McCain got slammed really good many times but in 2010 he was attacked because he was blocking a the bill with Sgt. Coleman Bean's name on for suicide prevention. John McCain and Why Sgt. Coleman Bean Had to Die. In the article there was this reminder of just how lousy McCain has been all along on veterans issues.
FactCheck.org, a non-profit, non-partisan, consumer advocacy project of the Annenberg Public Policy Center of the University of Pennsylvania, says that McCain is being treated unduly harshly because he did later vote for other bills that benefited veterans:
“In 2004, he voted against an increase of $1.8 billion, voted for an increase of $1.2 billion passed by unanimous consent,”
“In 2005, he voted against an increase of $2.8 billion, but voted for a $410-million increase.”
“In 2006, he voted against a $1.5 billion increase, but later voted for an $823 million increase.”
In 2007 he voted against a 2007 supplemental spending bill for the Iraq War that ended up being vetoed by President Bush – a bill that included $1.77 billion in additional funding for veterans’ health care benefits.
Afterward, McCain voted for slightly more money, $1.79 billion, to be used for the same purpose.
First time he got slammed? Hardly. He has been blasted over and over again for failing the veterans he claims.
In 2008 "John McCain: Vets' Worst Enemy" hit the Miami New Times and veterans were glad it finally did. It is about time people saw McCain for what he was under his suit.
"I know the veterans and I know them well," he said, his voice shaky with emotion. "And I know that they know that I'll take care of them. And I've been proud of their support and of their recognition of my service to the veterans. And I love them, and I'll take care of them. And they know that I'll take care of them." No McCain only partly right. Veterans do know you and they don't trust a single word you say about them.
They know how he voted and it is never, ever for them.
McCain didn't take responsibility for anything in the Senate Armed Services Committee and as for the Veterans Affairs Committee, he never once served on it. Veterans noticed. They also noticed that as for what he's done for the troops it was not about them but was about the defense contractors that could fund his endless re-election run. The only time he seemed willing to accept some responsibility was on the Walter Reed scandal.
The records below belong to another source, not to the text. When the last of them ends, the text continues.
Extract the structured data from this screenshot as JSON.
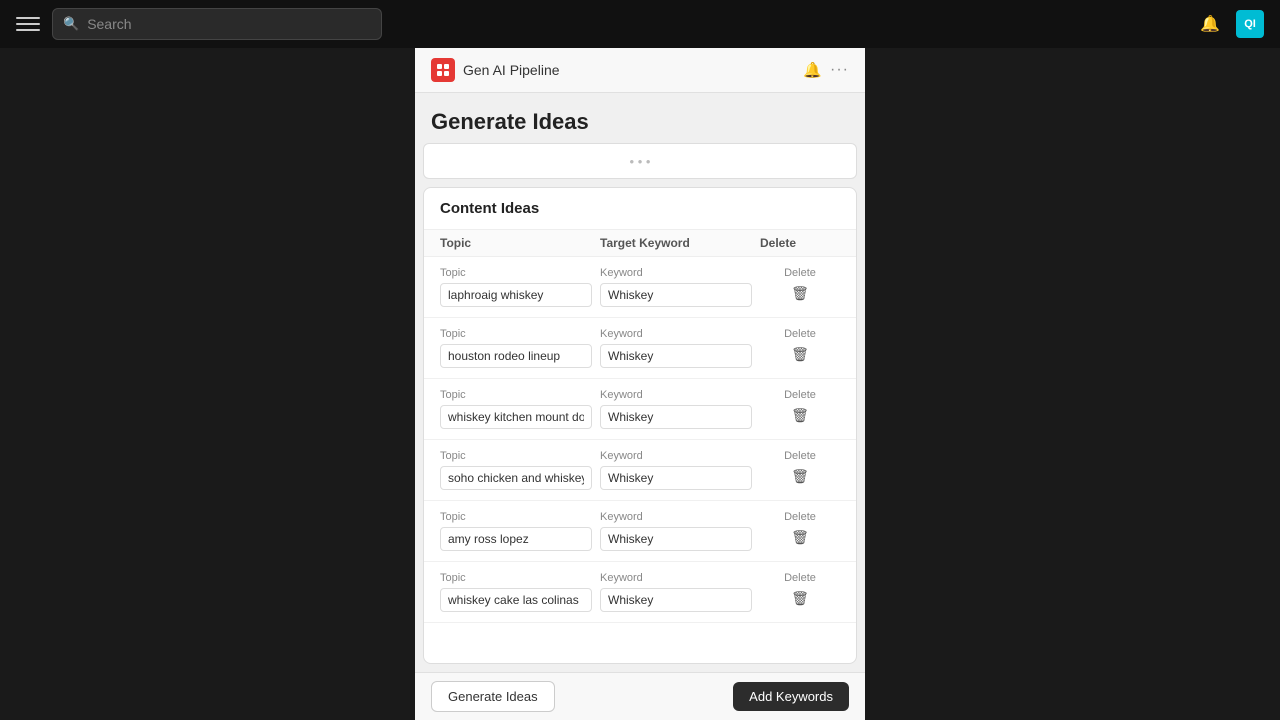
{
  "nav": {
    "search_placeholder": "Search",
    "avatar_text": "QI"
  },
  "panel": {
    "title": "Gen AI Pipeline",
    "generate_title": "Generate Ideas"
  },
  "content_ideas": {
    "section_title": "Content Ideas",
    "columns": {
      "topic": "Topic",
      "keyword": "Target Keyword",
      "delete": "Delete"
    },
    "rows": [
      {
        "topic_label": "Topic",
        "topic_value": "laphroaig whiskey",
        "keyword_label": "Keyword",
        "keyword_value": "Whiskey",
        "delete_label": "Delete"
      },
      {
        "topic_label": "Topic",
        "topic_value": "houston rodeo lineup",
        "keyword_label": "Keyword",
        "keyword_value": "Whiskey",
        "delete_label": "Delete"
      },
      {
        "topic_label": "Topic",
        "topic_value": "whiskey kitchen mount dora",
        "keyword_label": "Keyword",
        "keyword_value": "Whiskey",
        "delete_label": "Delete"
      },
      {
        "topic_label": "Topic",
        "topic_value": "soho chicken and whiskey",
        "keyword_label": "Keyword",
        "keyword_value": "Whiskey",
        "delete_label": "Delete"
      },
      {
        "topic_label": "Topic",
        "topic_value": "amy ross lopez",
        "keyword_label": "Keyword",
        "keyword_value": "Whiskey",
        "delete_label": "Delete"
      },
      {
        "topic_label": "Topic",
        "topic_value": "whiskey cake las colinas",
        "keyword_label": "Keyword",
        "keyword_value": "Whiskey",
        "delete_label": "Delete"
      }
    ]
  },
  "buttons": {
    "generate": "Generate Ideas",
    "add_keywords": "Add Keywords"
  }
}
"I will take responsibility for being a member of the Armed Services Committee and not knowing about it and not doing anything about it," McCain told the New York Times in March 2007, adding, "I apologize for my failure" to act and "I should be held accountable."
But with McCain any spending on veterans is always just too generous and too expensive.
More famously, he actively opposed the most recent GI Bill, stating that its education benefits were so generous that he worried it would encourage military personnel to leave the service. Even his conservative colleague and ally, John Warner, the Republican senator from Virginia, supported the bill, but McCain wouldn't budge; he didn't bother to show up for the final vote.